If Mothra represents deflation, then Godzilla, by way of our little analogy, represents real inflation... stomping, screeching, fire-spewing, melt-your-eyeballs inflation.
If the Fed and Treasury were to truly go crazy and raise Godzilla up from the deep, what would that look like? Here are a few possibilities:
- The government could announce a massive payroll tax holiday, at a cost that would blow everyone's mind, that would not have to be paid back.
- The government could announce a one-fell-swoop effort to pay off tens of thousands or even hundreds of thousands of underwater mortgages.
- The Federal Reserve could hit the banks with a draconian holding tax – sort of like the vigorish a loan shark charges except in reverse. Every day that goes by where bank ABC hasn’t lent out the $100 million in its reserves, a $50,000 holding penalty is assessed. Or something to that effect.
- The Fed and Treasury could just say “You know what, screw it. We’re gonna write y’all some checks. Every American citizen age 18 or over with a social security number gets $10,000 – look for that in the mail.”
Why haven’t we seen anything like this already? Because, again, the above options are the equivalent of calling in Godzilla. Could Godzilla kick Mothra’s butt? Oh, most certainly. The problem is, after Mothra is dead you’ve got the little matter of dealing with Godzilla.
Ben Bernanke Knows All This... and So Do the Smart Players Buying Gold
Ben Bernanke knows the Fed can bring about inflation if it wants to. Heck, he openly bragged about it in his famous 2002 “helicopter” speech.
The thing is, gentle Ben really, really, really doesn’t want to let Godzilla loose unless he absolutely has to. Because the kind of inflation we could be looking at to blast our way out of this deflationary hole would be... well... monster-rific.
There are a number of very smart players establishing sizable long-term investment positions in gold now. They have done the math along with Bernanke, and they know where the various roads lead.

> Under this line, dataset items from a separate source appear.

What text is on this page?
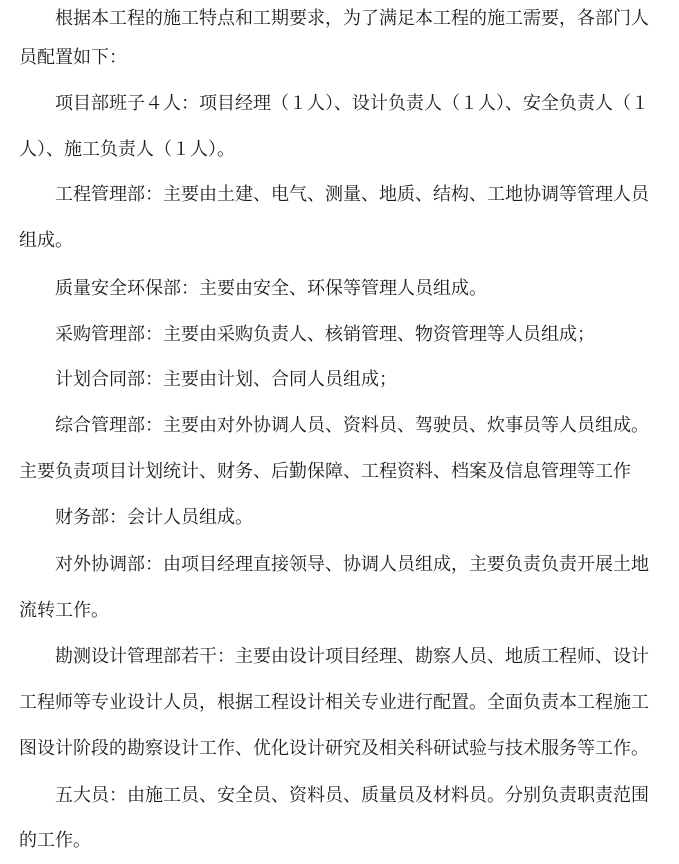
根据本工程的施工特点和工期要求，为了满足本工程的施工需要，各部门人
员配置如下：
项目部班子４人：项目经理（１人）、设计负责人（１人）、安全负责人（１
人）、施工负责人（１人）。
工程管理部：主要由土建、电气、测量、地质、结构、工地协调等管理人员
组成。
质量安全环保部：主要由安全、环保等管理人员组成。
采购管理部：主要由采购负责人、核销管理、物资管理等人员组成；
计划合同部：主要由计划、合同人员组成；
综合管理部：主要由对外协调人员、资料员、驾驶员、炊事员等人员组成。
主要负责项目计划统计、财务、后勤保障、工程资料、档案及信息管理等工作
财务部：会计人员组成。
对外协调部：由项目经理直接领导、协调人员组成，主要负责负责开展土地
流转工作。
勘测设计管理部若干：主要由设计项目经理、勘察人员、地质工程师、设计
工程师等专业设计人员，根据工程设计相关专业进行配置。全面负责本工程施工
图设计阶段的勘察设计工作、优化设计研究及相关科研试验与技术服务等工作。
五大员：由施工员、安全员、资料员、质量员及材料员。分别负责职责范围
的工作。
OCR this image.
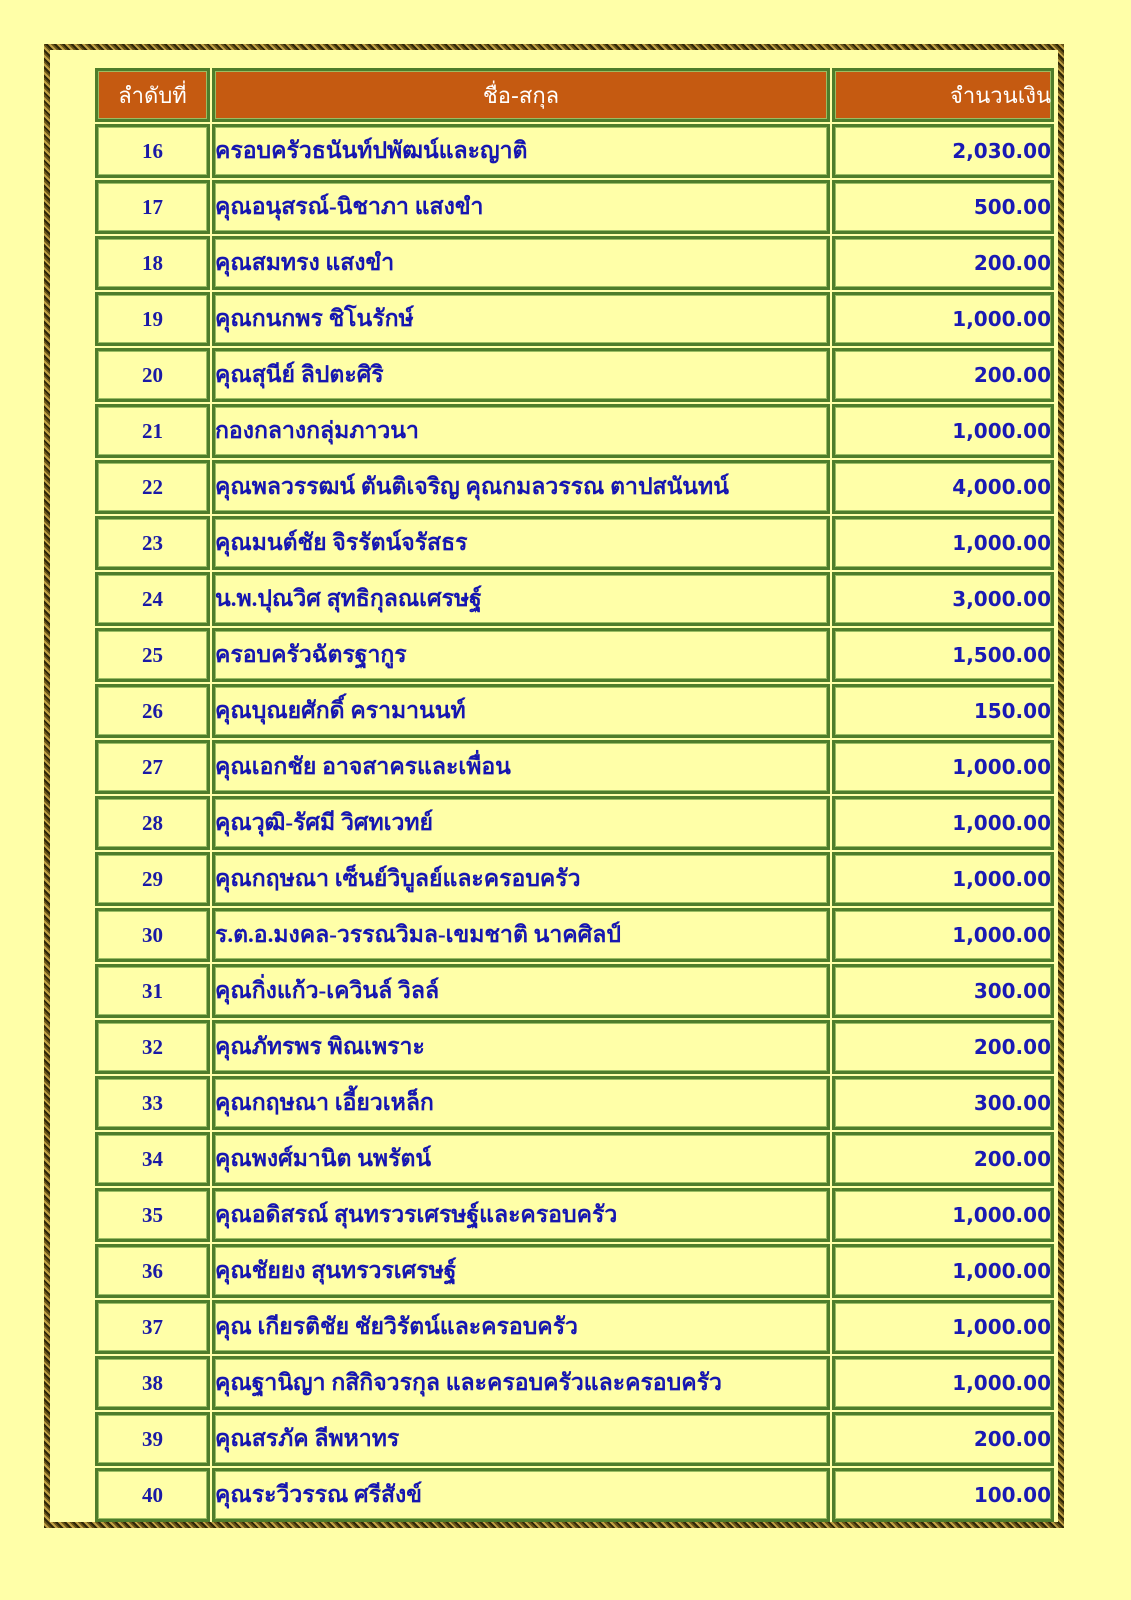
ลำดับที่	ชื่อ-สกุล	จำนวนเงิน
16	ครอบครัวธนันท์ปพัฒน์และญาติ	2,030.00
17	คุณอนุสรณ์-นิชาภา แสงขำ	500.00
18	คุณสมทรง แสงขำ	200.00
19	คุณกนกพร ชิโนรักษ์	1,000.00
20	คุณสุนีย์ ลิปตะศิริ	200.00
21	กองกลางกลุ่มภาวนา	1,000.00
22	คุณพลวรรฒน์ ตันติเจริญ คุณกมลวรรณ ตาปสนันทน์	4,000.00
23	คุณมนต์ชัย จิรรัตน์จรัสธร	1,000.00
24	น.พ.ปุณวิศ สุทธิกุลณเศรษฐ์	3,000.00
25	ครอบครัวฉัตรฐากูร	1,500.00
26	คุณบุณยศักดิ์ ครามานนท์	150.00
27	คุณเอกชัย อาจสาครและเพื่อน	1,000.00
28	คุณวุฒิ-รัศมี วิศทเวทย์	1,000.00
29	คุณกฤษณา เซ็นย์วิบูลย์และครอบครัว	1,000.00
30	ร.ต.อ.มงคล-วรรณวิมล-เขมชาติ นาคศิลป์	1,000.00
31	คุณกิ่งแก้ว-เควินล์ วิลล์	300.00
32	คุณภัทรพร พิณเพราะ	200.00
33	คุณกฤษณา เอี้ยวเหล็ก	300.00
34	คุณพงศ์มานิต นพรัตน์	200.00
35	คุณอดิสรณ์ สุนทรวรเศรษฐ์และครอบครัว	1,000.00
36	คุณชัยยง สุนทรวรเศรษฐ์	1,000.00
37	คุณ เกียรติชัย ชัยวิรัตน์และครอบครัว	1,000.00
38	คุณฐานิญา กสิกิจวรกุล และครอบครัวและครอบครัว	1,000.00
39	คุณสรภัค ลีพหาทร	200.00
40	คุณระวีวรรณ ศรีสังข์	100.00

So this is why Guarino is wrong. The stuff about the world wrestling with a deflationary downward spiral right now is true. But the idea that we can afford to let this downward spiral persist is a big fat “No Way José.” The longer deflation persists, the more terrified central bankers become – and the greater the risks they are willing to take.
Those risks include calling in Godzilla... doing a true, all-out, mega-blowout consumer-direct “helicopter drop” once the relative half-measures of doling out large chunks of money to semi-insolvent banks has failed.
Deflationary Pressures and Global Crisis Concerns Are Intertwined
Last but not least, there is another possibility... the very possibility that Bernanke and Co. are praying for.
This final possibility is that, through a combination of emerging market domestic demand and stabilization in the west, global growth comes back online.
If the world manages to heal itself, then the trade dollars will start to flow again... commerce will pick up... optimism will return... and deflationary pressures will vanish of their own accord.
But even then, if THAT lucky scenario happens, the pendulum will swing from the deflationary to the inflationary side. The stimulative measures that have already been pumped into the market will have a reverberating effect. This is why Warren Buffett recently expressed his view to CNBC that we could be in for a bout of 1970s-style inflation – AFTER global growth comes back online again.
Investing in Gold Versus Trading Gold
Let me close by adding that investing in gold and trading in gold are two different things.
In the context of trading, gold is likely to proceed with the usual program of aggressive rallies and occasional stomach-wrenching declines. (This is how it was in the 1970s too, so not much surprise there.)
I continue to believe the best investing course for gold is one of steady and slow accumulation, with an understanding that there will continue to be ups and downs. On the trading side, it’s a matter of being nimble and picking one’s spots accordingly.